Main Course: Turkey Pot Pie
Published in ArcaMax Chef
2 Tbsp. butter or oil
1 clove garlic, minced
2 ribs celery, diced
1 small white onion, diced
1 carrot, diced
1/4 cup flour
1 and 1/2 cups chicken broth
1/3 cup dry white wine, optional
1/3 cup fresh parsley, chopped
1 tsp. dried thyme
1 tsp. dried oregano
1/2 cup Half and Half or light cream
2 - 3 cups cooked turkey, cubed
Salt and pepper to taste
1 package frozen puff pastry sheets, thawed
1 egg
Melt butter in a saucepan and saute garlic, celery, onion and carrot until tender. Add flour and stir. Add chicken broth, wine, parsley, thyme and oregano and cook for 2-3 minutes. Add Half-n-Half and turkey and stir until mixture is creamy. Add desired amount of salt and pepper and pour mixture into a baking dish. Cover with pastry sheets. Beat egg and brush over pastry sheets. Bake at 400 degrees for 30 minutes. If you want to save some time you may substitute a package of frozen mixed vegetables instead of the carrots, onion, and celery.
The Skinny: Use fat free chicken broth and Half and Half.
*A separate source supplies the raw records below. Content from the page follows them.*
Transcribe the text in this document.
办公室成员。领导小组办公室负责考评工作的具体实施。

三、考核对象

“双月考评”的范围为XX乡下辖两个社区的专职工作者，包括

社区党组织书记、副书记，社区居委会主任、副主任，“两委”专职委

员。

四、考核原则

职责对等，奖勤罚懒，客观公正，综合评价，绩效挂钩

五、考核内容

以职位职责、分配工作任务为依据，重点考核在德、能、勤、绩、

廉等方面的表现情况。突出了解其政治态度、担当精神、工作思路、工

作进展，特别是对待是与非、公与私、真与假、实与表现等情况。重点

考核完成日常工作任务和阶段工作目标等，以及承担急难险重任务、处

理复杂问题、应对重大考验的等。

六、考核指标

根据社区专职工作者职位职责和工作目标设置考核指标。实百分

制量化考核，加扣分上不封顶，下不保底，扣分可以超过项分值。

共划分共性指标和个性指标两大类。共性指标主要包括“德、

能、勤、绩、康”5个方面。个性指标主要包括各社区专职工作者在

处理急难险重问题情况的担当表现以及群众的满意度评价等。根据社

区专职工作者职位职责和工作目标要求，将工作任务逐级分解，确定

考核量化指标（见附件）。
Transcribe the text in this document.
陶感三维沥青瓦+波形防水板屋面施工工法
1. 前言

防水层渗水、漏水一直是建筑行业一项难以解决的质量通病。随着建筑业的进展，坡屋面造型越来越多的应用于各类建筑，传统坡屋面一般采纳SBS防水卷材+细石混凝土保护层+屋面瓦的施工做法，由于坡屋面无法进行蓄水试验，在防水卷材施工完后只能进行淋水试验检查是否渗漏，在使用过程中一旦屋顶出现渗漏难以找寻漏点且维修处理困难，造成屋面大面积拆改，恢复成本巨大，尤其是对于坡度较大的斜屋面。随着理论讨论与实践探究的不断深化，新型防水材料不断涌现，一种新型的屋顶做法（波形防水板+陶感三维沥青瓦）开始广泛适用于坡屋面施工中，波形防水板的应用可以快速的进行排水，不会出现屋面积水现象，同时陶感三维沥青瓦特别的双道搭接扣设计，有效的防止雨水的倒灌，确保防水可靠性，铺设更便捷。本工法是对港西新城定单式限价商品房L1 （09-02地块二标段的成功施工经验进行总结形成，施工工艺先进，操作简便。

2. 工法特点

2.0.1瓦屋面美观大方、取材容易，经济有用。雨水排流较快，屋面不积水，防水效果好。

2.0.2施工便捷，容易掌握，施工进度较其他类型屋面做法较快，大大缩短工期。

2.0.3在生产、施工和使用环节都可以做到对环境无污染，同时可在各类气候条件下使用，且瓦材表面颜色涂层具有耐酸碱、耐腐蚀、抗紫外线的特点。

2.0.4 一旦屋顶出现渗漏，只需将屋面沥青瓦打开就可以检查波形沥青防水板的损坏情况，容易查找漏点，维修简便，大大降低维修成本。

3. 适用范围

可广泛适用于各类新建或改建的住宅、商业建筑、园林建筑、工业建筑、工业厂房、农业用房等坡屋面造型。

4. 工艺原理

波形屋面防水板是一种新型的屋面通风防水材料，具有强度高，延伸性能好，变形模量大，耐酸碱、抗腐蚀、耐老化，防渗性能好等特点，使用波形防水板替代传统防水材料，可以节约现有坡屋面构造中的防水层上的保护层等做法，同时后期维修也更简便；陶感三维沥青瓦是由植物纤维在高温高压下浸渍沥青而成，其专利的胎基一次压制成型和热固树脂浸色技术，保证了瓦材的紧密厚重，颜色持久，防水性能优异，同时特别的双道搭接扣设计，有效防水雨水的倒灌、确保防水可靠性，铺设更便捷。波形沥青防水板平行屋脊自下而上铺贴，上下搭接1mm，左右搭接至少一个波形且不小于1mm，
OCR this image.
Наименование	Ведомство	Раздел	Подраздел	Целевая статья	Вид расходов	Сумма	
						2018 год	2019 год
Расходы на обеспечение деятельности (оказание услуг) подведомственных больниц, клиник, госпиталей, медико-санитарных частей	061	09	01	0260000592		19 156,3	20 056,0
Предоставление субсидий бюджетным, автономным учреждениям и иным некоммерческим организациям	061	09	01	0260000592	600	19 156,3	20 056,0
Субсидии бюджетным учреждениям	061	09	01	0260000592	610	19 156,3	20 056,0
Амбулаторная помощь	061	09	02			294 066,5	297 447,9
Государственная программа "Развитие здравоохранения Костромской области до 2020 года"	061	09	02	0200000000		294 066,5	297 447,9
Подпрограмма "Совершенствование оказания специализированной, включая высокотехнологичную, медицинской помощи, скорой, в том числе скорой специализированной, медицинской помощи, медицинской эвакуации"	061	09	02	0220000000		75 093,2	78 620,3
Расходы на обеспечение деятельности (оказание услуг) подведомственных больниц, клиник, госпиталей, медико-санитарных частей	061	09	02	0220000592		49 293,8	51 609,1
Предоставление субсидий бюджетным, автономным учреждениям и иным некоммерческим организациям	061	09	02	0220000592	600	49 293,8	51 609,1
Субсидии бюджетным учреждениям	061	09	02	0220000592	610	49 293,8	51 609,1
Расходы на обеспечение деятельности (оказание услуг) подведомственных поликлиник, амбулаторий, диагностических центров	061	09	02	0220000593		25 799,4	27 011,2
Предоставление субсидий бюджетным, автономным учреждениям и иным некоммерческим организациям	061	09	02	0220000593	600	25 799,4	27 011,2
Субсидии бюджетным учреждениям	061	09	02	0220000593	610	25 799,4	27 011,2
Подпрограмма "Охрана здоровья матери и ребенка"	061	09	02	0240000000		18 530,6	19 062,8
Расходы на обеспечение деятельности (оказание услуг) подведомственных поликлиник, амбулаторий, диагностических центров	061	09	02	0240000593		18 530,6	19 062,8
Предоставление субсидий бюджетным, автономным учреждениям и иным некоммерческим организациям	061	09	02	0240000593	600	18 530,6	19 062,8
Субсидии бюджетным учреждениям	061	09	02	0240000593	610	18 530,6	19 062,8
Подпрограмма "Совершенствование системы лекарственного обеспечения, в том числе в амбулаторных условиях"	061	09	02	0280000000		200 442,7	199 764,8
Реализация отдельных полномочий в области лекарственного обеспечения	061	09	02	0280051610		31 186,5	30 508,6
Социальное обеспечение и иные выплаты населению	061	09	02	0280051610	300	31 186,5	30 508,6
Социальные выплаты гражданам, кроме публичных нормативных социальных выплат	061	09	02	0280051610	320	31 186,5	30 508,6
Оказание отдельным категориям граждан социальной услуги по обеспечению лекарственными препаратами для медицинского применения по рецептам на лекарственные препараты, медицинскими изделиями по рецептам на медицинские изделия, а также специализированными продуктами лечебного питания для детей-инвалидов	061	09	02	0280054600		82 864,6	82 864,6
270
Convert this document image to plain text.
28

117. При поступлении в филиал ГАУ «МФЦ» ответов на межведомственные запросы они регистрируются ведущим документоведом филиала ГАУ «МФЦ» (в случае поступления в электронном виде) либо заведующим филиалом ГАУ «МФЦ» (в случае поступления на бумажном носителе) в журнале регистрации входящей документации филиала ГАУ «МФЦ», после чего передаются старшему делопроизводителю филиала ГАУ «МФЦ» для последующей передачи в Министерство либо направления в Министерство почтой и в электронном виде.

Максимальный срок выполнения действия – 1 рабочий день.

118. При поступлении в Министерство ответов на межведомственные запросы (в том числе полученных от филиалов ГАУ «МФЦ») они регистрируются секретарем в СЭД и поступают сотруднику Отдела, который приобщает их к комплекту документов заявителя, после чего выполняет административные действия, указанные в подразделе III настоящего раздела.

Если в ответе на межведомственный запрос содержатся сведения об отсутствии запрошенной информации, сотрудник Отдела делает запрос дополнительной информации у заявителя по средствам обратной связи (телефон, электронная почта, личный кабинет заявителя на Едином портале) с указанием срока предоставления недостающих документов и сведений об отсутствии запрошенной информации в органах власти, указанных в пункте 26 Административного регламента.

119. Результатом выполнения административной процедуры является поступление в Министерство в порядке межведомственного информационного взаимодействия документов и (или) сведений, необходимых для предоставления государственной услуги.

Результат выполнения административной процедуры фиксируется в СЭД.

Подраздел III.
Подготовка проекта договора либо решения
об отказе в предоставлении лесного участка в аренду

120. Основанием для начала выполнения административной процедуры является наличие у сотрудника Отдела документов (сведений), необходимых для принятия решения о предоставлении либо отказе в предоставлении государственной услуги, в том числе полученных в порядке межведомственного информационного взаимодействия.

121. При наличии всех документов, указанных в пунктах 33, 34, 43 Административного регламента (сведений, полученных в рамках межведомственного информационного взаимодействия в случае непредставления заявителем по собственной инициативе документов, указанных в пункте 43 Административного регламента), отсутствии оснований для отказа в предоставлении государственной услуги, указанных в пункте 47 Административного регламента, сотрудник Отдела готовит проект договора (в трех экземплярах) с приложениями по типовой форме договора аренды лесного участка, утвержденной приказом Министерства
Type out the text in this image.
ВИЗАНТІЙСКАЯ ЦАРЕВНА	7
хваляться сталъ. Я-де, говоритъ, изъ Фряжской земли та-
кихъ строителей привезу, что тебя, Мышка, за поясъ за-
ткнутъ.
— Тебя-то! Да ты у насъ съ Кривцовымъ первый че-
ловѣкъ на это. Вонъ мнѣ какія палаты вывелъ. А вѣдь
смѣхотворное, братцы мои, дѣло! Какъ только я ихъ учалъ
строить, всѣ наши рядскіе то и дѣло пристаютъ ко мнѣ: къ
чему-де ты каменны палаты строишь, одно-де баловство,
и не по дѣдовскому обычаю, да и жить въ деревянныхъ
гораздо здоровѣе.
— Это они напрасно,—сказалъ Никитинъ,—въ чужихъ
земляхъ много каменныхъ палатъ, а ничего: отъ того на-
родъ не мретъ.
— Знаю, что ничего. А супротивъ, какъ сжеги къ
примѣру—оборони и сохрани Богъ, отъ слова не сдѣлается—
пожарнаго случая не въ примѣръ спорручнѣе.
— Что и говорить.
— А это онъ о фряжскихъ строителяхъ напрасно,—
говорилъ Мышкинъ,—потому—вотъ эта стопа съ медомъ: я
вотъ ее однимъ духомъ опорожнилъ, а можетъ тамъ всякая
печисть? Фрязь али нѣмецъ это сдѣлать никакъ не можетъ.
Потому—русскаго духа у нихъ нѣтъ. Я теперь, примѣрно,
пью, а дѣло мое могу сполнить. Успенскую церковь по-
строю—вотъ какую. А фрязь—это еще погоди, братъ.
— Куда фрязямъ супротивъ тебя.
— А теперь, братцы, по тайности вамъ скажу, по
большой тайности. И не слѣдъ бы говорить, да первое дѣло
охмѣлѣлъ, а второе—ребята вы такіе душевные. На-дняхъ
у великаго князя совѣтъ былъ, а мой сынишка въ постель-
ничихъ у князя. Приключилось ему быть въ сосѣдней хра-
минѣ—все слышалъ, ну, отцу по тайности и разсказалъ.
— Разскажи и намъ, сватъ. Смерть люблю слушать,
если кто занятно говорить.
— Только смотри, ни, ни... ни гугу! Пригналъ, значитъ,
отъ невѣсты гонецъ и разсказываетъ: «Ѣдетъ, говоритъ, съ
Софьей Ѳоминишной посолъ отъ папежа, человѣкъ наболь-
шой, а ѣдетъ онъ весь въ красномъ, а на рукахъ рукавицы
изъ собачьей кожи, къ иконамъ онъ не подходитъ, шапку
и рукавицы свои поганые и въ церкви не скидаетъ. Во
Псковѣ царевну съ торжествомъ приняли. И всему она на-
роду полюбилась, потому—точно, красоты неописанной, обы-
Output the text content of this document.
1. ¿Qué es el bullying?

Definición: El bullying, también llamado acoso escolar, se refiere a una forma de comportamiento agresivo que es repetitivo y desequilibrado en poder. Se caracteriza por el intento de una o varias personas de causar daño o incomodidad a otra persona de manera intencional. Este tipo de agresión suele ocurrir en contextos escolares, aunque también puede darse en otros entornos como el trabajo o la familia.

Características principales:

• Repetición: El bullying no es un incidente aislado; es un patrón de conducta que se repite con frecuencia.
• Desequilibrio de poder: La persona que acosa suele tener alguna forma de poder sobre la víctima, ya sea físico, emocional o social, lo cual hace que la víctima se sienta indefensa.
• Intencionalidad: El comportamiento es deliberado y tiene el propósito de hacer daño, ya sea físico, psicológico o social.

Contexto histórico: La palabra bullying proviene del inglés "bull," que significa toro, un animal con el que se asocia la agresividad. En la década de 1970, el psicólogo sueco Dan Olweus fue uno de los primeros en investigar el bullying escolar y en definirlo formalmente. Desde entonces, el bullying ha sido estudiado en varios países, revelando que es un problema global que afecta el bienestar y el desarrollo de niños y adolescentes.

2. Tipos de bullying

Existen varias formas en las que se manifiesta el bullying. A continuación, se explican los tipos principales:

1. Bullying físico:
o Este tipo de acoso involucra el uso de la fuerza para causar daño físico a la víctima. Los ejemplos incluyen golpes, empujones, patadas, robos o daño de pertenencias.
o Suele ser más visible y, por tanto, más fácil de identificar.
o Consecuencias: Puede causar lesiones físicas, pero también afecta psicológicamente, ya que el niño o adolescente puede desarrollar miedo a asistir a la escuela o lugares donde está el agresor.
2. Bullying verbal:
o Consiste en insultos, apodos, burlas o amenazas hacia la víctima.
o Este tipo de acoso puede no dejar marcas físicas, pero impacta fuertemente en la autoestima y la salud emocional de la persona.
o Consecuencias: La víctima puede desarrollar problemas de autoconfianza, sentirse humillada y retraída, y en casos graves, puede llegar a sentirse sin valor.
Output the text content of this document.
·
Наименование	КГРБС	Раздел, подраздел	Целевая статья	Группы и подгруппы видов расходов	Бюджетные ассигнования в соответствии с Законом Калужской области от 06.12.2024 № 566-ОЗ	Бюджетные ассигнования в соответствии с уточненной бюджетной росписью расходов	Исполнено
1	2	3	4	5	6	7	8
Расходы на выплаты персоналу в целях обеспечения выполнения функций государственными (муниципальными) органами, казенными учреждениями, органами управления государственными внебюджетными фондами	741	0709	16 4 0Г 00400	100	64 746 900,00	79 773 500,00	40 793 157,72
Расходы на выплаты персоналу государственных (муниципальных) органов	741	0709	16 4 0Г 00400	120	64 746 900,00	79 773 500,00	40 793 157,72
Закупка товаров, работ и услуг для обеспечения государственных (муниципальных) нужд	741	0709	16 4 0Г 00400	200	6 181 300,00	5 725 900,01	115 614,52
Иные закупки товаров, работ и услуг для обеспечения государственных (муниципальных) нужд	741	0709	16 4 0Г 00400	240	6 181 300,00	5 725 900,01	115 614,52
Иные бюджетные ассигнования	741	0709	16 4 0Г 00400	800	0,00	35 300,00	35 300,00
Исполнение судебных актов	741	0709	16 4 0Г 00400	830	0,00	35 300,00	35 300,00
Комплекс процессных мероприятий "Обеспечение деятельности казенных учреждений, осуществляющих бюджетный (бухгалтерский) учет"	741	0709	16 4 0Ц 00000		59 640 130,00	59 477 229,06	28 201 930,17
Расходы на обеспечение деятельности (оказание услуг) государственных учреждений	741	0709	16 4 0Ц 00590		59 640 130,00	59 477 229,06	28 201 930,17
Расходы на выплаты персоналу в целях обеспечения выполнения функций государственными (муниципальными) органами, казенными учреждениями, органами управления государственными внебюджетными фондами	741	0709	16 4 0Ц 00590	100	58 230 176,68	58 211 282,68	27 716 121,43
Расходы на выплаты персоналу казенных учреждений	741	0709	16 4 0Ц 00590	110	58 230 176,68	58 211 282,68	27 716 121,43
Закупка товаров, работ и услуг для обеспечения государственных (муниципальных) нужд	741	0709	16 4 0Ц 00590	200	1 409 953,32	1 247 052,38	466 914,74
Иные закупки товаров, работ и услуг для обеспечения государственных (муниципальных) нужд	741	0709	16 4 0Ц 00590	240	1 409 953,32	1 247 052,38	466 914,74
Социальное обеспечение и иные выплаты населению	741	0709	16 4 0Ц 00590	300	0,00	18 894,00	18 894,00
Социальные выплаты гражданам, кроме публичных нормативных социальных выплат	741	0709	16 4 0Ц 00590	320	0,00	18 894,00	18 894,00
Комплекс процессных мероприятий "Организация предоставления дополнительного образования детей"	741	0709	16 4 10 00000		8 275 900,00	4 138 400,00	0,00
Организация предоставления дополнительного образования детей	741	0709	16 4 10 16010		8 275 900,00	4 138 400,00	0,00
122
Orange Pineapple Congealed Salad
2 3-oz. packages orange gelatin
2 cups hot water
1 15-oz. can crushed pineapple with juice
1 cup cheddar cheese, grated
1/2 cup heavy cream
Dissolve gelatin in hot water. Add crushed pineapple and chill until partially set. Fold in cheddar cheese and heavy cream. Pour into mold and chill until set.
The Skinny: Use fat free half and half in place of the cream.